Will India Achieve a 7% GDP Growth by 2025?
Synopsis
Key Takeaways
- Projected GDP Growth: 7% in 2025 and 6.4% in 2026.
- Leadership in Emerging Markets: India is set to lead growth in the Asia Pacific region.
- Stable Economic Outlook: Moody's maintains a stable outlook for India's economy.
- Impact of US Tariffs: Limited immediate impact, potential long-term constraints.
- Fiscal Challenges: High debt burden remains a concern despite growth.
New Delhi, Nov 28 (NationPress) As India approaches its Q2 GDP figures due to be released on Friday, Moody's Ratings has forecast that the nation is set to achieve a 7 percent GDP growth in 2025, followed by 6.4 percent in 2026, fueled by robust domestic growth and economic resilience in the face of global challenges.
The country is anticipated to spearhead growth among emerging markets as well as within the Asia Pacific (APAC) region, according to insights from the global rating agency. "India is projected to be at the forefront of growth among emerging markets and throughout the region, with GDP anticipated to grow by 7 percent in 2025 and 6.4 percent in 2026," stated Moody's Ratings in their report.
Average GDP growth for the APAC region is estimated to remain stable at 3.4 percent in 2026, in contrast to an expected growth rate of 3.6 percent in 2025.
Moody's also noted that emerging markets will be the driving force behind GDP growth in the region, with an average growth rate of 5.6 percent.
In September, Moody's reaffirmed India's long-term local and foreign-currency issuer ratings, maintaining the local-currency senior unsecured rating at Baa3. The agency also confirmed its outlook for India as stable.
According to Moody’s, the affirmation of ratings and stable outlook underscores their belief that India's existing credit strengths—such as its large, rapidly growing economy, solid external position, and reliable domestic financing for ongoing fiscal deficits—will be upheld.

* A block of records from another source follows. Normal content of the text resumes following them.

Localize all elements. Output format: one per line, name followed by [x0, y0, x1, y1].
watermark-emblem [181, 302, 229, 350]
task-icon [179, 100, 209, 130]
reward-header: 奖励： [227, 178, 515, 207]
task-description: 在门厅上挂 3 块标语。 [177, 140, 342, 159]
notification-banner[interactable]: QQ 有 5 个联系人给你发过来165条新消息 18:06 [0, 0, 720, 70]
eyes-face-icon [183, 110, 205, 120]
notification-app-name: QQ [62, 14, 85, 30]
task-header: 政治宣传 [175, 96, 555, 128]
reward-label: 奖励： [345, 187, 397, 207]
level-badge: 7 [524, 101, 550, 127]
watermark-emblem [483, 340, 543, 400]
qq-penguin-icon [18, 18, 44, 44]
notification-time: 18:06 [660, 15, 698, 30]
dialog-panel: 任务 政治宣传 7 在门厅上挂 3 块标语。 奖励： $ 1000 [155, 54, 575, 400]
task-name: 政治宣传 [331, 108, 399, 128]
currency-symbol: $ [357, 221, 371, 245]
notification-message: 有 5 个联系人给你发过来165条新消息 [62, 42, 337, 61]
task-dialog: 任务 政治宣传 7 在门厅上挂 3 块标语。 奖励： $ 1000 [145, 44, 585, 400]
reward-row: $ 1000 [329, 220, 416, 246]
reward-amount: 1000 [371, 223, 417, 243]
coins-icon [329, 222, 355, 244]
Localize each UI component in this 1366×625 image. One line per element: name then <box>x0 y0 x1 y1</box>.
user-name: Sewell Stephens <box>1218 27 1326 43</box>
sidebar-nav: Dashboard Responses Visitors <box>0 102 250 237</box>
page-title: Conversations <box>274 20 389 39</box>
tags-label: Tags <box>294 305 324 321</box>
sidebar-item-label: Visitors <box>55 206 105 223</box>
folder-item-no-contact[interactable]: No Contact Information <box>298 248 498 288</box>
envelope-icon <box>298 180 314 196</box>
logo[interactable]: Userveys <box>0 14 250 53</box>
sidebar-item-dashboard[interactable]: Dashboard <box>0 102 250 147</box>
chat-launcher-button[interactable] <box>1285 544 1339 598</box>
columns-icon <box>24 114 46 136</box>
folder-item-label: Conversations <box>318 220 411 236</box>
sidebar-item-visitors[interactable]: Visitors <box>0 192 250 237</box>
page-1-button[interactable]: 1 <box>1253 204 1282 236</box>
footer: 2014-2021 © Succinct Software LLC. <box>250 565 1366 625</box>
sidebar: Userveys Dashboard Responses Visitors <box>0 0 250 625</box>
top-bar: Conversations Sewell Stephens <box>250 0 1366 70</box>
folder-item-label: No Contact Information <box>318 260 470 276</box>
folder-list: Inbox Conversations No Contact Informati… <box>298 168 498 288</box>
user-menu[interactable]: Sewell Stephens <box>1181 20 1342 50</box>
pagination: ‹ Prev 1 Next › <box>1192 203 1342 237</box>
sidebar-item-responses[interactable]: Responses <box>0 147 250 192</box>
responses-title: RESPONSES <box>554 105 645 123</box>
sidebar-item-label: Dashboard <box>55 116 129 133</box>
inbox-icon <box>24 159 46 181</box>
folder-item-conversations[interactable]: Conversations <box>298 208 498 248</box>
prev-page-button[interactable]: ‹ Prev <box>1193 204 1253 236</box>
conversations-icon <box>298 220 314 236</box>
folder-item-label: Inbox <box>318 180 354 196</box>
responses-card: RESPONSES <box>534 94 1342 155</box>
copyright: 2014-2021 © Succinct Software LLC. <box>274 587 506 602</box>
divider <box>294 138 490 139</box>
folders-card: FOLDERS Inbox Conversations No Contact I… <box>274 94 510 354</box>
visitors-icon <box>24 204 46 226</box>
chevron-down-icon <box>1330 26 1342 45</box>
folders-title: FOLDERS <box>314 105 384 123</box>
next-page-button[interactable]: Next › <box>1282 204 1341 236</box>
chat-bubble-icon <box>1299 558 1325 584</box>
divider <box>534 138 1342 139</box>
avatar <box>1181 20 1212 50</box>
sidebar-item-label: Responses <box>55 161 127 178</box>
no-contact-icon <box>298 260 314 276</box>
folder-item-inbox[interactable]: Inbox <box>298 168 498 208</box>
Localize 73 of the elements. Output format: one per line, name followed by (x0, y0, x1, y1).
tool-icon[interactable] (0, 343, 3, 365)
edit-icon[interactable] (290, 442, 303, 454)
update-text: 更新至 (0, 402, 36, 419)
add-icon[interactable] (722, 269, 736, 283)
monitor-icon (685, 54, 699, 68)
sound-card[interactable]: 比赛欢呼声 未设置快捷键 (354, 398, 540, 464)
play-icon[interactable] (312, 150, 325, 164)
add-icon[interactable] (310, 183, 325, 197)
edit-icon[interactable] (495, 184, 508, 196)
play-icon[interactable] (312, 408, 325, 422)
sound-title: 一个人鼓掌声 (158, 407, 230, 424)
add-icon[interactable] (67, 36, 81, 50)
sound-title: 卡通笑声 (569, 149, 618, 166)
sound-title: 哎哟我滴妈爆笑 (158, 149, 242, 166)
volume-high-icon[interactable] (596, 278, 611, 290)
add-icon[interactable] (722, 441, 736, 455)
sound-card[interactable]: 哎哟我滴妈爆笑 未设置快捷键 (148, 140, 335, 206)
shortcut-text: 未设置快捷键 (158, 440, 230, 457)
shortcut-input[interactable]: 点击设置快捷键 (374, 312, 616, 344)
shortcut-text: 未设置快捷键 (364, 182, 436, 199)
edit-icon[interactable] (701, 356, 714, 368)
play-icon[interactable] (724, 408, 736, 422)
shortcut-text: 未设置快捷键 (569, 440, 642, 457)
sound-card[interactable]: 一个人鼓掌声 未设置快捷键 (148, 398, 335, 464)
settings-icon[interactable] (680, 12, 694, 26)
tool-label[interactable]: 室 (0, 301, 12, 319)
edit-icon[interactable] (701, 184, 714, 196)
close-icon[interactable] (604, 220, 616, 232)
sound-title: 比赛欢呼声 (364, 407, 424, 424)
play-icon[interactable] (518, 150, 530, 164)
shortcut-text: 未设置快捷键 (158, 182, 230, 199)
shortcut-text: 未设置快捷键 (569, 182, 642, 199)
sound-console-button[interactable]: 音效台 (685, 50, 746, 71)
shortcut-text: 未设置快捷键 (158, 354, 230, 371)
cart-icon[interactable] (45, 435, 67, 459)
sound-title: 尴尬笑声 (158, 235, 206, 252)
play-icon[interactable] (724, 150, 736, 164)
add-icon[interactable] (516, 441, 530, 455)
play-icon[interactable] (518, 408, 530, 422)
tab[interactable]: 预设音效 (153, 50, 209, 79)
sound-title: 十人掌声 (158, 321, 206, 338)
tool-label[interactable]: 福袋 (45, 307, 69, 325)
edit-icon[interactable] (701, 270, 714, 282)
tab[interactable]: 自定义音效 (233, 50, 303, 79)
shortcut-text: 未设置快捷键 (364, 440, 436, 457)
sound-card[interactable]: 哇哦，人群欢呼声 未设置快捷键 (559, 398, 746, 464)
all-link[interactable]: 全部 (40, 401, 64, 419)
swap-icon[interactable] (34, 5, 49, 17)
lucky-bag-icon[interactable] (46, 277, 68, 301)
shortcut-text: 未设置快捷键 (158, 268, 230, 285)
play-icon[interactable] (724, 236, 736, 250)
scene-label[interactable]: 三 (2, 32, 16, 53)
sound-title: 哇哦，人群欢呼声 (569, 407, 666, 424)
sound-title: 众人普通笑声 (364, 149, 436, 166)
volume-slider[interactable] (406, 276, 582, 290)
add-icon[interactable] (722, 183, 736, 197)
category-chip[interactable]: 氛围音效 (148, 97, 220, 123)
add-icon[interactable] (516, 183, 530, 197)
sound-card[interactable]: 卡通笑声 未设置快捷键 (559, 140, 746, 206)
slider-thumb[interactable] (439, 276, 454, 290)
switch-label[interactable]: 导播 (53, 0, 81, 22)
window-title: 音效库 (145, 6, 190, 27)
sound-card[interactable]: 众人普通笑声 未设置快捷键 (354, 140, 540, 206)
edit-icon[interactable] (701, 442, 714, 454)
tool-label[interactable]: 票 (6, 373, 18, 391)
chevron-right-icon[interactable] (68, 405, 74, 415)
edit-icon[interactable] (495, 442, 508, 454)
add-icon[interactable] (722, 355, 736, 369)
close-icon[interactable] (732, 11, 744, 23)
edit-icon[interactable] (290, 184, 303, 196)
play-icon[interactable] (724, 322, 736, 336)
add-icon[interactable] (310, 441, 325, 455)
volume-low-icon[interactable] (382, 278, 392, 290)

While the US has imposed high tariffs on India, Moody's suggested that the immediate adverse impacts on India's economic growth will be limited. However, they cautioned that this could hinder medium to long-term growth by obstructing India’s aspirations to cultivate a higher value-added export manufacturing sector.
India's credit strength is tempered by persistent fiscal weaknesses. Despite strong GDP growth and gradual fiscal consolidation, the government's high debt burden is likely to decline only slowly. Recent fiscal measures aimed at bolstering private consumption could further deplete the government's revenue base, as per the agency's analysis.